Since $f(n) = 7.5^n$, i.e. of the form $c.x^n$, a reasonable trial solution of at will be $Anx^n$
$a_t = Anx^n = An5^n$
After putting the solution in the recurrence relation, we get −
$An5^n = 3A(n – 1)5^{n-1} + 10A(n – 2)5^{n-2} + 7.5^n$
Dividing both sides by $5^{n-2}$, we get
$An5^2 = 3A(n - 1)5 + 10A(n - 2)5^0 + 7.5^2$
Or, $25An = 15An - 15A + 10An - 20A + 175$
Or, $35A = 175$
Or, $A = 5$
So, $F_n = An5^n= 5n5^n=n5^{n+1}$
The solution of the recurrence relation can be written as −
$F_n = a_h + a_t$
$=a.5^n+b.(-2)^n+n5^{n+1}$
Putting values of $F_0 = 4$ and $F_1 = 3$, in the above equation, we get $a = -2$ and $b = 6$
Hence, the solution is −
$F_n = n5^{n+1} + 6.(-2)^n -2.5^n$
Generating Functions represents sequences where each term of a sequence is expressed as a coefficient of a variable x in a formal power series.
Mathematically, for an infinite sequence, say $a_0, a_1, a_2,\dots, a_k,\dots,$ the generating function will be −
$$G_x=a_0+a_1x+a_2x^2+ \dots +a_kx^k+ \dots = \sum_{k=0}^{\infty}a_kx^k$$
Generating functions can be used for the following purposes −
For solving a variety of counting problems.
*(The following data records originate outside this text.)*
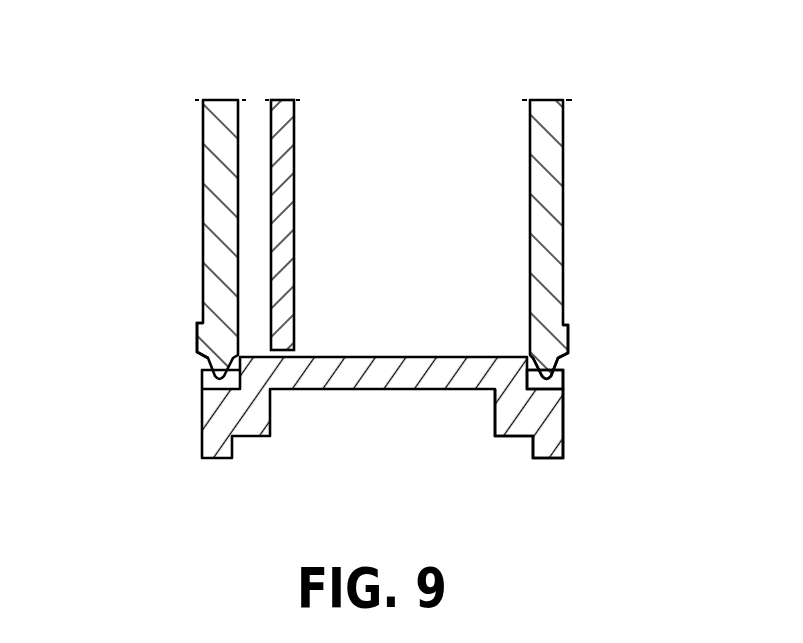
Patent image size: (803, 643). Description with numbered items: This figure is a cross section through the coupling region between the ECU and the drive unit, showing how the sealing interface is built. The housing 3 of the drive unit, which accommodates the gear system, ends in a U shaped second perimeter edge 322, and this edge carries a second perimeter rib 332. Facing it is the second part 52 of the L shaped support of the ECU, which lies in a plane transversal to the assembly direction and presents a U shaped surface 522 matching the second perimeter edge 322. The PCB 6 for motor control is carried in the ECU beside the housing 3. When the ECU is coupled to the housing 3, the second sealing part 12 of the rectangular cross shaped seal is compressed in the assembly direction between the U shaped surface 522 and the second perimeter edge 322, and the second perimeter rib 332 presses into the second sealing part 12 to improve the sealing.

The housing 3 is at (552, 147).
The PCB 6 is at (282, 125).
The second part 52 is at (375, 377).
The second perimeter edge 322 is at (199, 353).
The second perimeter rib 332 is at (561, 365).
The second sealing part 12 is at (564, 382).
The U shaped surface 522 is at (553, 396).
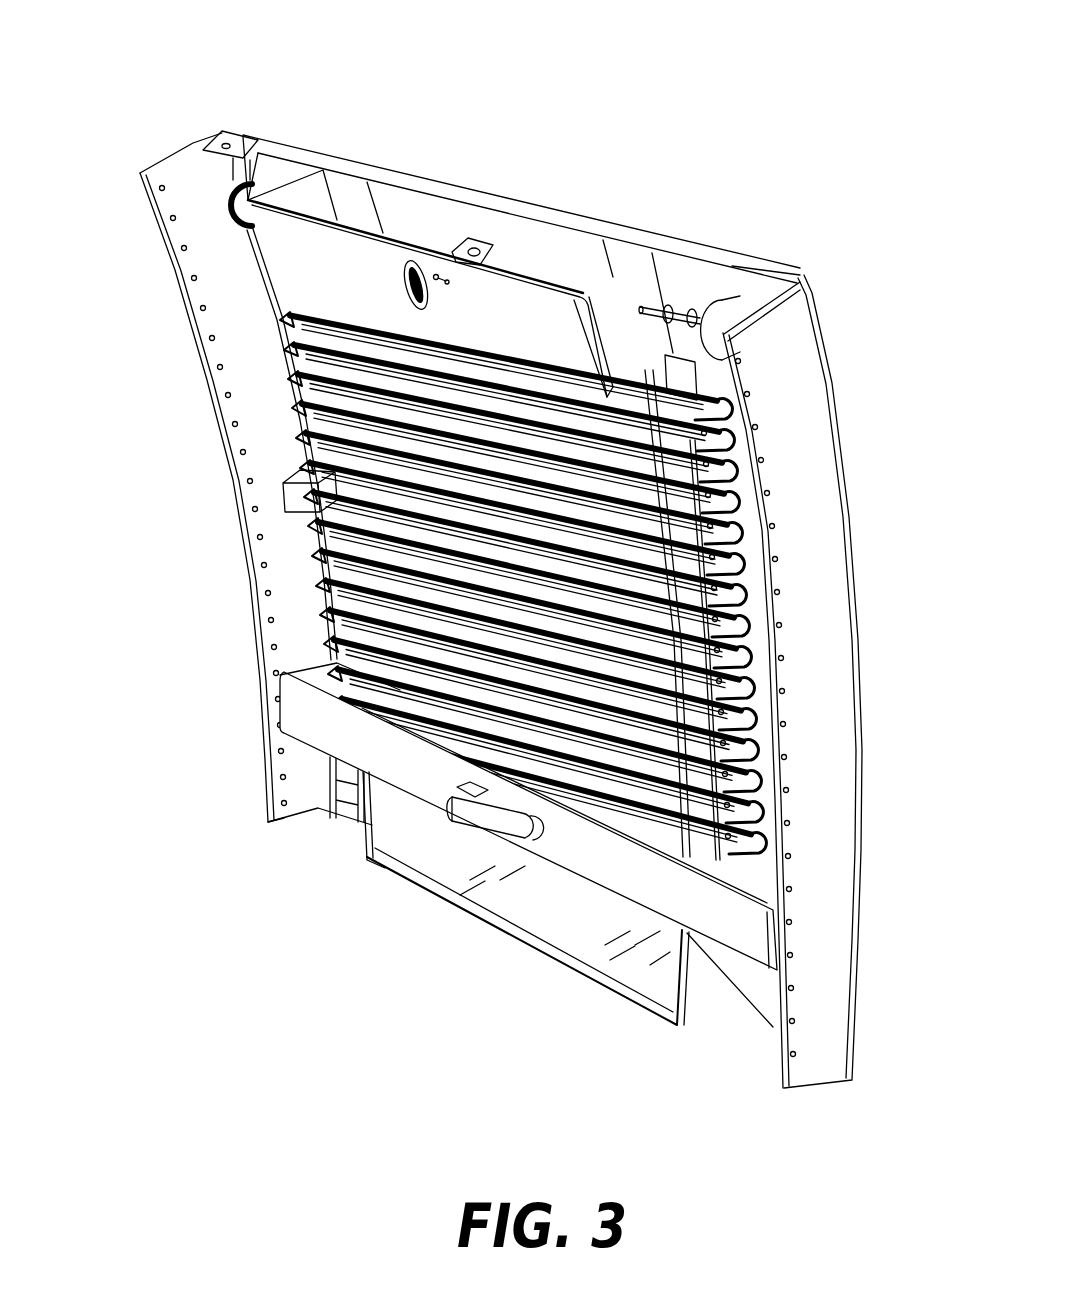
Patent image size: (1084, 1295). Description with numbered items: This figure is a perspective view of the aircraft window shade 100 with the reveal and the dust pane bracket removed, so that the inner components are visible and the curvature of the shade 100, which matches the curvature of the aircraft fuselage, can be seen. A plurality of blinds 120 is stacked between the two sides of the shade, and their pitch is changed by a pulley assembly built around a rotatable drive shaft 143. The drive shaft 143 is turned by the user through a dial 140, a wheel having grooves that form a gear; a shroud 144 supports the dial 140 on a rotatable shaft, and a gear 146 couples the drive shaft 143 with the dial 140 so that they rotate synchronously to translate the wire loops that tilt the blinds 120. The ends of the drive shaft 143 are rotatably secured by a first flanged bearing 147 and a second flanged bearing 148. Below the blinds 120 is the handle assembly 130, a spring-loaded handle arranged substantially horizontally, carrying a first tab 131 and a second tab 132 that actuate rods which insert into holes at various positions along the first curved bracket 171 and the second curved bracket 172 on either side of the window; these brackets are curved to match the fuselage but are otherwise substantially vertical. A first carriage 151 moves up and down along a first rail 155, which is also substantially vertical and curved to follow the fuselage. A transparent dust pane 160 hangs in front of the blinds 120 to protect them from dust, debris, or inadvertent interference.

The aircraft window shade 100 is at (241, 60).
The blinds 120 is at (753, 490).
The handle assembly 130 is at (715, 917).
The first tab 131 is at (457, 777).
The second tab 132 is at (523, 807).
The dial 140 is at (410, 262).
The drive shaft 143 is at (697, 310).
The shroud 144 is at (543, 305).
The gear 146 is at (463, 240).
The first flanged bearing 147 is at (233, 202).
The second flanged bearing 148 is at (723, 277).
The first carriage 151 is at (283, 482).
The first rail 155 is at (278, 333).
The dust pane 160 is at (600, 953).
The first curved bracket 171 is at (178, 210).
The second curved bracket 172 is at (807, 350).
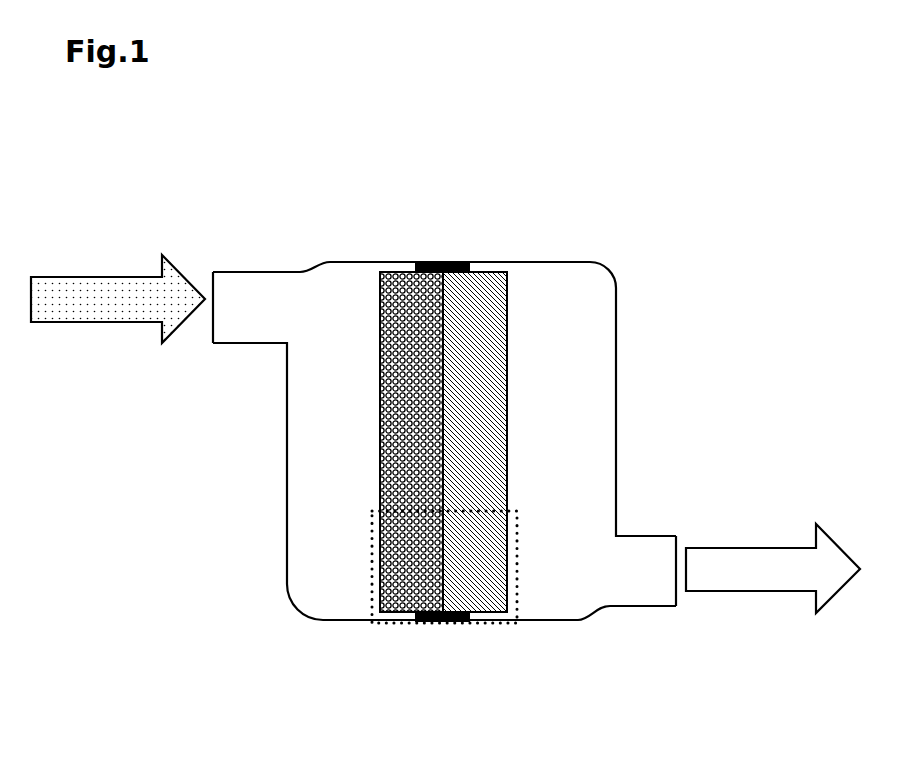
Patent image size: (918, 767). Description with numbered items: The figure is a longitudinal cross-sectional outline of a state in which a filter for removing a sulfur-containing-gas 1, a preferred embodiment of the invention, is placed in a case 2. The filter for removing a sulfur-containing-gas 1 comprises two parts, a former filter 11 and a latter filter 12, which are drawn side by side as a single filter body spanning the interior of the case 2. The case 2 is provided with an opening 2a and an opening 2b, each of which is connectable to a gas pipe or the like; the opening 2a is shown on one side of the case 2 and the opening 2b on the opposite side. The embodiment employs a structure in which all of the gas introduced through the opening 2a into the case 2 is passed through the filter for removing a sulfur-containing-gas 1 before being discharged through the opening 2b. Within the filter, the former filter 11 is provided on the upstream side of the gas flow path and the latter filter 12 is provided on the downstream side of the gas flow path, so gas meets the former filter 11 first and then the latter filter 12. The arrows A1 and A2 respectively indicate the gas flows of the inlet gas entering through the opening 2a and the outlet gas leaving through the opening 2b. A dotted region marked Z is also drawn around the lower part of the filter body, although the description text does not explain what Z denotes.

The filter for removing a sulfur-containing-gas 1 is at (693, 78).
The former filter 11 is at (427, 292).
The latter filter 12 is at (480, 347).
The case 2 is at (287, 410).
The opening 2a is at (215, 310).
The opening 2b is at (676, 560).
The region Z is at (372, 577).
The arrow A1 is at (130, 314).
The arrow A2 is at (762, 577).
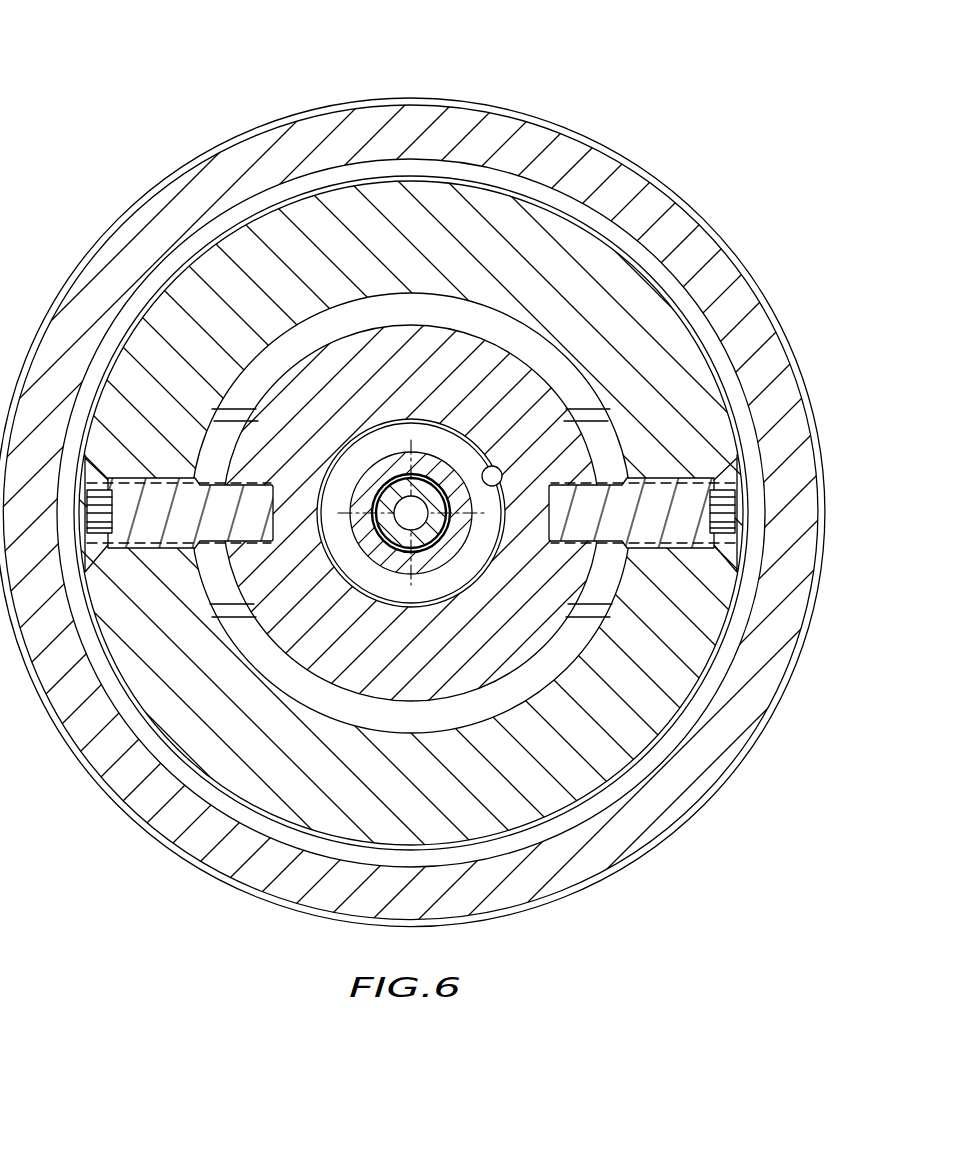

For example, the number of ways to make change for a Rs. 100 note with the notes of denominations Rs.1, Rs.2, Rs.5, Rs.10, Rs.20 and Rs.50
For solving recurrence relations
For proving some of the combinatorial identities
For finding asymptotic formulae for terms of sequences
Problem 1
What are the generating functions for the sequences $\lbrace {a_k} \rbrace$ with $a_k = 2$ and $a_k = 3k$?
Solution
When $a_k = 2$, generating function, $G(x) = \sum_{k = 0}^{\infty }2x^{k} = 2 + 2x + 2x^{2} + 2x^{3} + \dots$
When $a_{k} = 3k, G(x) = \sum_{k = 0}^{\infty }3kx^{k} = 0 + 3x + 6x^{2} + 9x^{3} + \dots\dots$
Problem 2
What is the generating function of the infinite series; $1, 1, 1, 1, \dots$?
Solution
Here, $a_k = 1$, for $0 \le k \le \infty$
Hence, $G(x) = 1 + x + x^{2} + x^{3}+ \dots \dots= \frac{1}{(1 - x)}$
For $a_k = a^{k}, G(x) = \sum_{k = 0}^{\infty }a^{k}x^{k} = 1 + ax + a^{2}x^{2} +\dots \dots \dots = 1/ (1 - ax)$
For $a_{k} = (k + 1), G(x) = \sum_{k = 0}^{\infty }(k + 1)x^{k} = 1 + 2x + 3x^{2} \dots \dots \dots =\frac{1}{(1 - x)^{2}}$
For $a_{k} = c_{k}^{n}, G(x) = \sum_{k = 0}^{\infty} c_{k}^{n}x^{k} = 1+c_{1}^{n}x + c_{2}^{n}x^{2} + \dots \dots \dots + x^{2} = (1 + x)^{n}$
For $a_{k} = \frac{1}{k!}, G(x) = \sum_{k = 0}^{\infty }\frac{x^{k}}{k!} = 1 + x + \frac{x^{2}}{2!} + \frac{x^{3}}{3!}\dots \dots \dots = e^{x}$